Selama ini sebagian bahan baku industri, khususnya untuk sektor petrokimia dan tekstil, masih bergantung pada nafta yang diimpor dari kawasan Timur Tengah. Namun, kondisi geopolitik global membuat pasokan tidak stabil dan harga meningkat.
“Kita selama ini impor nafta dari Timur Tengah. Tapi sekarang kita cari alternatif, termasuk dari India, Afrika, dan Amerika. Selain itu, kita juga dorong penggunaan LPG sebagai substitusi,” ucap Mendag Budi saat ditemui di JiExpo Kemayoran, Jakarta, Kamis (16/4/2026).
Menurut Mendag Budi, langkah diversifikasi ini penting untuk menjaga keberlangsungan produksi di tengah tekanan global. Meski transisi masih berlangsung, industri dipastikan tetap berjalan tanpa gangguan signifikan.
Baca Juga
Pasokan Nafta Terancam Konflik Timur Tengah, Menperin Siapkan Strategi Impor Alternatif
Selain mencari sumber baru, Mendag mengungkapkan pendekatan juga dilakukan ke kawasan Eurasia untuk memperkuat pasokan energi alternatif. Upaya ini diharapkan mampu menekan dampak kenaikan harga bahan baku terhadap sektor industri.

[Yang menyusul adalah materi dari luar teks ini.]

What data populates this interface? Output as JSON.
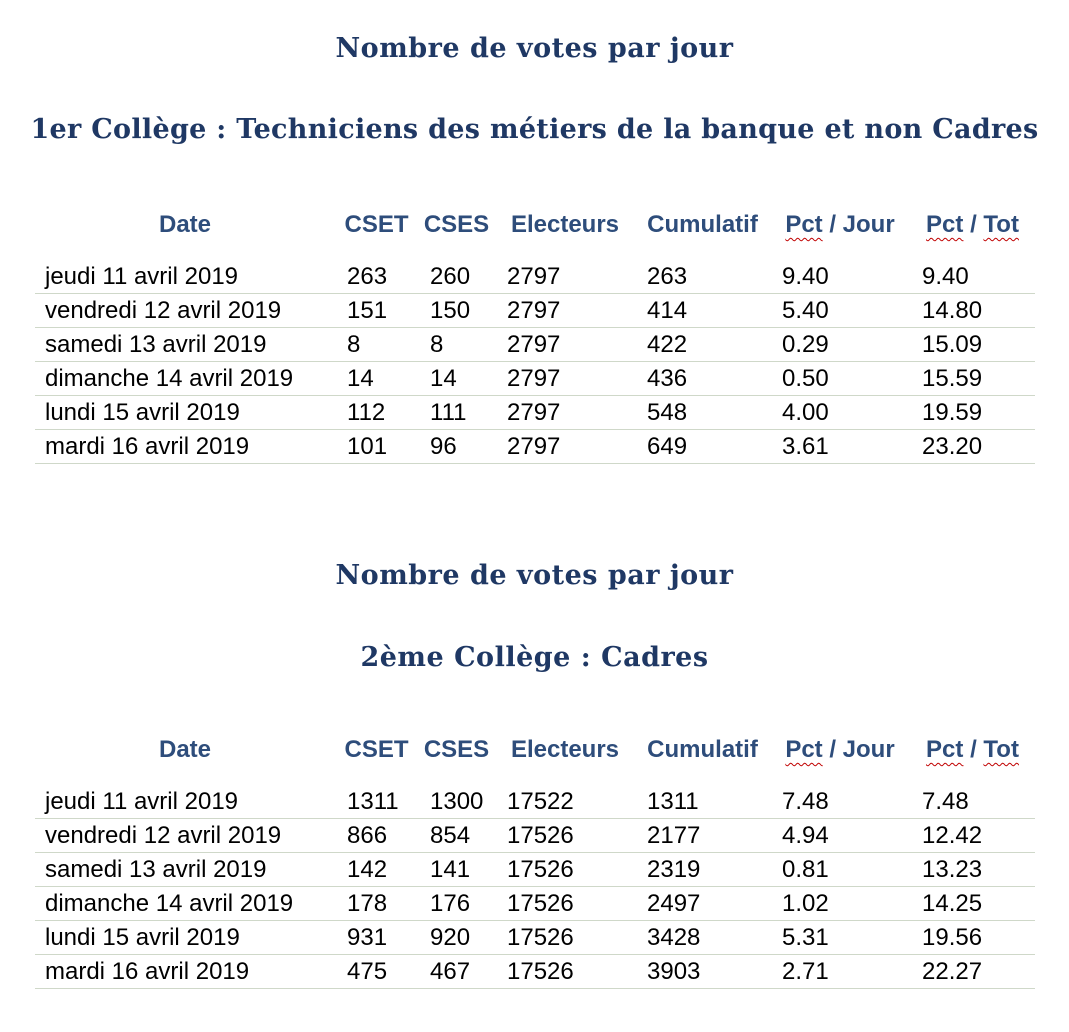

"Kita mencoba mencari dari Eurasia. Dari negara-negara di sekitar Rusia. Kita sudah mencoba melakukan pendekatan, dan mudah-mudahan segera selesailah krisis ini ya. Jadi mudah-mudahan (harga) plastik juga segera turun," terangnya.

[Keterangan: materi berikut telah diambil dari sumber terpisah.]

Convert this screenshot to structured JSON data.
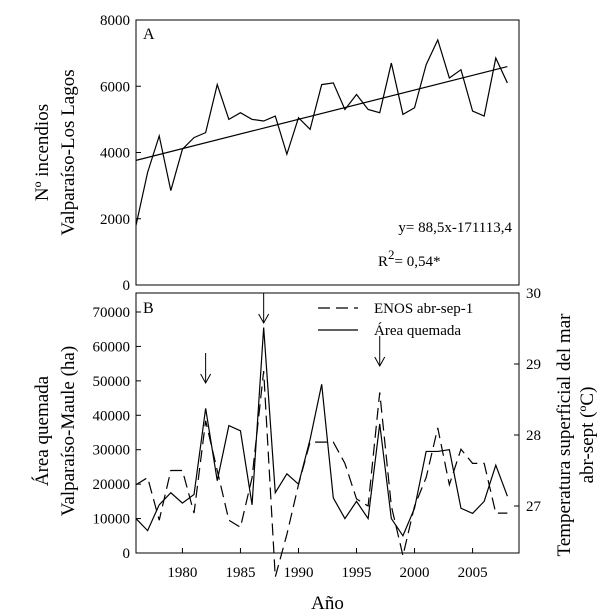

Sebelumnya, Menteri Perindustrian (Menperin) Agus Gumiwang Kartasasmita pun mengungkapkan hal yang sama. Ia menyebut pasokan bahan baku nafta yang sebagian besar masih bergantung pada impor, terutama dari kawasan Timur Tengah.
Meski demikian, Agus mengungkapkan pemerintah telah membuka komunikasi dengan sejumlah negara alternatif untuk mencari sumber pasokan baru. “Sudah ada pembicaraan. Bisa dilihat dari negara produsen nafta, itu menjadi potensi calon supplier kita,” ungkap Menperin Agus.